Denn der IWF hat sich immer noch nicht für eine Beteiligung am aktuellen Griechenland-Programm entschieden. Ohne den IWF könne jedoch auch Deutschland nicht weitermachen, hat Schäuble gewarnt.
Die Debatte, die er selbst aus machtpolitischen Gründen angestoßen hat, könnte ihm nun auf die eigenen Füsse fallen…
hintermbusch
22. März 2017 @ 20:59
Es ist mir nicht so klar, wieviel Entflechtung und wieviel Solidarität hier die beste Lösung wäre. Möglicherweise wäre es die solidarischste Lösung gewesen, wenn Deutschland beizeiten aus dem Euro ausgetreten wäre, statt die anderen zu zwingen, zwischen einem aussichtslosen Sparkurs und einem späten Austritt zu wählen.
Peter Nemschak
22. März 2017 @ 13:40
Was hier unverfänglich als Solidarität mit dem Süden gefordert wird, bedeutet, das muss klar sein, dass diese Solidarität finanziell zu Lasten der Steuerzahler im Norden geht. Es wäre sinnvoll, die Auswirkungen zu quantifizieren, da es sicher auch gewisse Vorteile für den Norden gibt, die gegengerechnet werden müssten. Außerdem sollten Politikalternativen, ihre Vor- und Nachteile diskutiert werden. Niemand lässt sich gerne etwas wegnehmen.
hintermbusch
22. März 2017 @ 13:34
Der Euro ist das Rückgrat der deutschen Macht über Südeuropa, und nur Frankreich ermöglicht es Deutschland, diese Dominanz auszuüben:
https://hintermbusch.wordpress.com/2017/03/11/das-deutsche-europa/
Beim Euro geht es also um alles. Ehrlich gesagt, sehe ich nicht, wie Deutschland diese Macht auf Dauer ausüben will, ohne auf Dauer ein Buhmann zu sein.

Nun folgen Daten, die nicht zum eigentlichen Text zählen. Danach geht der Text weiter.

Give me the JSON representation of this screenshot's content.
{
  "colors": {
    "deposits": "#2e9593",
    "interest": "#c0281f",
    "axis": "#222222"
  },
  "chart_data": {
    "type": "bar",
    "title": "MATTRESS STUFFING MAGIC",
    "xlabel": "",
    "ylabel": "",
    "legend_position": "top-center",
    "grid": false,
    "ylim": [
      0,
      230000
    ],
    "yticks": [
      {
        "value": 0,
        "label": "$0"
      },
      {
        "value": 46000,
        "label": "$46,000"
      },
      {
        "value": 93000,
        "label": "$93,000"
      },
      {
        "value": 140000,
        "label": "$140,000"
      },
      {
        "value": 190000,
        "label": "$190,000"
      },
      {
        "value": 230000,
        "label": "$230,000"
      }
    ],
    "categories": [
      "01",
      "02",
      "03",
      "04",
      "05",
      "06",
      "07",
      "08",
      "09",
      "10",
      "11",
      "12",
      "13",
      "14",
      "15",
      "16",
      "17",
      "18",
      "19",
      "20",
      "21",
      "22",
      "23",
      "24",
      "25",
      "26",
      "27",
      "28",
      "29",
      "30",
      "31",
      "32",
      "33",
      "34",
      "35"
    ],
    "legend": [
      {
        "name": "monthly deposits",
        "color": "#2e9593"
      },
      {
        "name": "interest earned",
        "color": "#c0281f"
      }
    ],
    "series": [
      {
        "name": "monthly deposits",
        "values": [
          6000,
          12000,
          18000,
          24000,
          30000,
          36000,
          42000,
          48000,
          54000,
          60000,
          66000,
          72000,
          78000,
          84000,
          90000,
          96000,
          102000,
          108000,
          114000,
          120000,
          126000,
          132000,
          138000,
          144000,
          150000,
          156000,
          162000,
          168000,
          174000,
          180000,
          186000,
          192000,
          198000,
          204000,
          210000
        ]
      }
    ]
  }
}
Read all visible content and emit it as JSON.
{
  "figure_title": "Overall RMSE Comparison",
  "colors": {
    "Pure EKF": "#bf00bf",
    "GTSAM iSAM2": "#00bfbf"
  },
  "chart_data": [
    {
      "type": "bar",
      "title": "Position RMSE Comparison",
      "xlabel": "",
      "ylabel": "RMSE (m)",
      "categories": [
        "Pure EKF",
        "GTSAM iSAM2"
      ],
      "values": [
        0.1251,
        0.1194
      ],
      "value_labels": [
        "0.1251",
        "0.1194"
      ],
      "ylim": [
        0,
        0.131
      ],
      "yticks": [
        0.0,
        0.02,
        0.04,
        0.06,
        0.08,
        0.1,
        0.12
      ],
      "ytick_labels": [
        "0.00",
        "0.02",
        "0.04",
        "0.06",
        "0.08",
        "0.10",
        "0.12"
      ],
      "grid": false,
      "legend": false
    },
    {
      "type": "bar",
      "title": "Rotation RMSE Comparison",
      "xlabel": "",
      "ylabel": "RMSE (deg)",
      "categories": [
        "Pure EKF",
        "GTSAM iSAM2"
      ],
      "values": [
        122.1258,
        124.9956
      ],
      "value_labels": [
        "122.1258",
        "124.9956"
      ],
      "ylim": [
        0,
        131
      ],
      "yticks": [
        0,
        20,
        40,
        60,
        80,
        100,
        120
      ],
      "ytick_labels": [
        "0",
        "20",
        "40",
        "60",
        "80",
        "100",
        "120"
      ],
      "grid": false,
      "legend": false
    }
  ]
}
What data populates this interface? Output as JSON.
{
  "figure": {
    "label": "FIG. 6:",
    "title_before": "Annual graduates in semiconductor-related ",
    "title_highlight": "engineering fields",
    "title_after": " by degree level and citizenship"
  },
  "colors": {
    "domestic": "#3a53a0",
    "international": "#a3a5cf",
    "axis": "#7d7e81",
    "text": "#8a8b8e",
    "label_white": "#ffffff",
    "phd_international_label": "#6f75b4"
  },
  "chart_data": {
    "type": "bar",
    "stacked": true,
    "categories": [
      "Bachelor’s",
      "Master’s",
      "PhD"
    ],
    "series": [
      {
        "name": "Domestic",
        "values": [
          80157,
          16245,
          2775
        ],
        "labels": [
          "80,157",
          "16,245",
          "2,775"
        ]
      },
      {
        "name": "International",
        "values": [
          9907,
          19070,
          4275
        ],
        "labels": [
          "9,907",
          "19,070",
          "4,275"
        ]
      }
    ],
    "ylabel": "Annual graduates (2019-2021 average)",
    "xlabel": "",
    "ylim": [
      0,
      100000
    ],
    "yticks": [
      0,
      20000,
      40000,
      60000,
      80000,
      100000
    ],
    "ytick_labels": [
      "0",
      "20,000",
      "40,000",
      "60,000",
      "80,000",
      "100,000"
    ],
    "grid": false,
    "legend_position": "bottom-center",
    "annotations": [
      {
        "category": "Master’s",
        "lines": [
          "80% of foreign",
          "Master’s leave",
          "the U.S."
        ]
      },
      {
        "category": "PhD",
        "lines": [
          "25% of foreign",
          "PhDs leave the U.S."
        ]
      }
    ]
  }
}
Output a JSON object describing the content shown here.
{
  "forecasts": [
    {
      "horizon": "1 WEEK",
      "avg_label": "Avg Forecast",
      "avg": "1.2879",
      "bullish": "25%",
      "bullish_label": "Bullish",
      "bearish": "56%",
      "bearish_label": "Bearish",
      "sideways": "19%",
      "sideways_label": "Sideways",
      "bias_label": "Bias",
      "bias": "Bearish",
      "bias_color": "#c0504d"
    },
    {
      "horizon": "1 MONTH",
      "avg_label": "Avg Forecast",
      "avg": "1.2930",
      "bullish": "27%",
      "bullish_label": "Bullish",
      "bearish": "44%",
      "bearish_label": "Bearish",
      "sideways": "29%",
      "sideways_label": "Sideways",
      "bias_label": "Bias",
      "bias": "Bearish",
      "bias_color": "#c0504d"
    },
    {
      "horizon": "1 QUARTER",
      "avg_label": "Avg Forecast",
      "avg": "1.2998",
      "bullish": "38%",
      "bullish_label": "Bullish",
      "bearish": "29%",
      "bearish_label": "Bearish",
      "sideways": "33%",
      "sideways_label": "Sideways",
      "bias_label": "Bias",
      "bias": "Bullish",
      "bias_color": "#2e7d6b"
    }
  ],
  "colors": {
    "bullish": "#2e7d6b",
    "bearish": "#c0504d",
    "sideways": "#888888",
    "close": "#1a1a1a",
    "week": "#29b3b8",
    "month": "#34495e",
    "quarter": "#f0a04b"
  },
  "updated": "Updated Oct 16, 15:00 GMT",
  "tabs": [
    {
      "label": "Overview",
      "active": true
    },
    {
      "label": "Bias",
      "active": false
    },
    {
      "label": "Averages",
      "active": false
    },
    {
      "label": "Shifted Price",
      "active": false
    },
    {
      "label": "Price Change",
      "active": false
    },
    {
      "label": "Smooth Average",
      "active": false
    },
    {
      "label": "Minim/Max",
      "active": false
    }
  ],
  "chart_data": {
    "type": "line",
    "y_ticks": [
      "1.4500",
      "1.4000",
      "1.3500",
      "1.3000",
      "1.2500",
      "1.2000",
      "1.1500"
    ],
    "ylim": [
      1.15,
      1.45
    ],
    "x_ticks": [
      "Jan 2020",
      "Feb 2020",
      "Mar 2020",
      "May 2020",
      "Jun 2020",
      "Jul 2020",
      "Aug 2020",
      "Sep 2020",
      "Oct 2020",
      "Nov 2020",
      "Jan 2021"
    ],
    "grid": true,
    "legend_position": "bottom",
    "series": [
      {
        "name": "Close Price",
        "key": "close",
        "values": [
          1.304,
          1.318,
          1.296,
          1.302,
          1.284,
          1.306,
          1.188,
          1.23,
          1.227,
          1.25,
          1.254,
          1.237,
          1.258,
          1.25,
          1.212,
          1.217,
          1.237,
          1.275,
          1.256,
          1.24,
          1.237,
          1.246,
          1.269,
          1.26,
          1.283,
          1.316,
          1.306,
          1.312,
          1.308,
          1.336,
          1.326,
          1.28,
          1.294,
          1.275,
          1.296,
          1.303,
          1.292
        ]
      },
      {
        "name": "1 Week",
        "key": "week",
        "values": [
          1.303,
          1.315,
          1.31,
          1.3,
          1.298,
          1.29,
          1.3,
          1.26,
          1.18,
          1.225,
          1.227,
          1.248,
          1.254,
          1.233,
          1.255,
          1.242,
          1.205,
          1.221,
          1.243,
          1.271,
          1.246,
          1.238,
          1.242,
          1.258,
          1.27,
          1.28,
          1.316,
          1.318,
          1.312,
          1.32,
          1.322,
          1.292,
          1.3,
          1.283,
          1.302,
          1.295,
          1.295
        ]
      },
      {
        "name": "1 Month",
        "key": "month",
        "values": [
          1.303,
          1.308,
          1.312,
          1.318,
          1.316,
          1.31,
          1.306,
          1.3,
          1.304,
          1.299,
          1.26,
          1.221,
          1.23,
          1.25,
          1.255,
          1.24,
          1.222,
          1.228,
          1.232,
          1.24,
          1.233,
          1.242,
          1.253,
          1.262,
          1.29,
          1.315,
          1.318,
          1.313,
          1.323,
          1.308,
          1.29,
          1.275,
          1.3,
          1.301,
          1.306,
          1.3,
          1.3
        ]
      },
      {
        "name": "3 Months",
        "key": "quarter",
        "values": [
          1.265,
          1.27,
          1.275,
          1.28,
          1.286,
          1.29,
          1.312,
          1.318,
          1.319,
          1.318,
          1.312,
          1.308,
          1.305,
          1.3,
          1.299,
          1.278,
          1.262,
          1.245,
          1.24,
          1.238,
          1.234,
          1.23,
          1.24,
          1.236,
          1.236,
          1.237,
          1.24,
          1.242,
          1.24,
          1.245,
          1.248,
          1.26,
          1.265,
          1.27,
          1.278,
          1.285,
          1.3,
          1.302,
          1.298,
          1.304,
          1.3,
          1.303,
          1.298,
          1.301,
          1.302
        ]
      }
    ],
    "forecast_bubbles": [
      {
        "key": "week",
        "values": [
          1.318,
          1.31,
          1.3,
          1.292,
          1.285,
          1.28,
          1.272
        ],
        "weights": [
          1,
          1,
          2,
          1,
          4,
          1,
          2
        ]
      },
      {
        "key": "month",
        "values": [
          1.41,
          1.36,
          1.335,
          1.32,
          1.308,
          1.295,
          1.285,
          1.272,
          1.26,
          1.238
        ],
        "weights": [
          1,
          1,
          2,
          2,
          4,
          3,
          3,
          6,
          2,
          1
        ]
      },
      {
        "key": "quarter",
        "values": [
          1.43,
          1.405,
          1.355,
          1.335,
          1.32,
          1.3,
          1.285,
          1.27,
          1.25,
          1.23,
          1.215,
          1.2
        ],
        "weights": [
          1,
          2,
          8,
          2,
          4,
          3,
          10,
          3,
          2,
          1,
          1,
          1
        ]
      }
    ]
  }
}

Als kleines Bürgerlein frage ich mich schon, ob diese Macht für mich, für uns, irgendeinen Vorteil hat. Den Preis des Buhmann-Daseins und das Eskalationsrisiko tragen wir nämlich unabhängig davon, ob wir auch einen Nutzen davon haben.
Für normale deutsche Staatsbürger ist das nie und nimmer ein guter Deal. Wir sind die Geiseln der Macht anderer.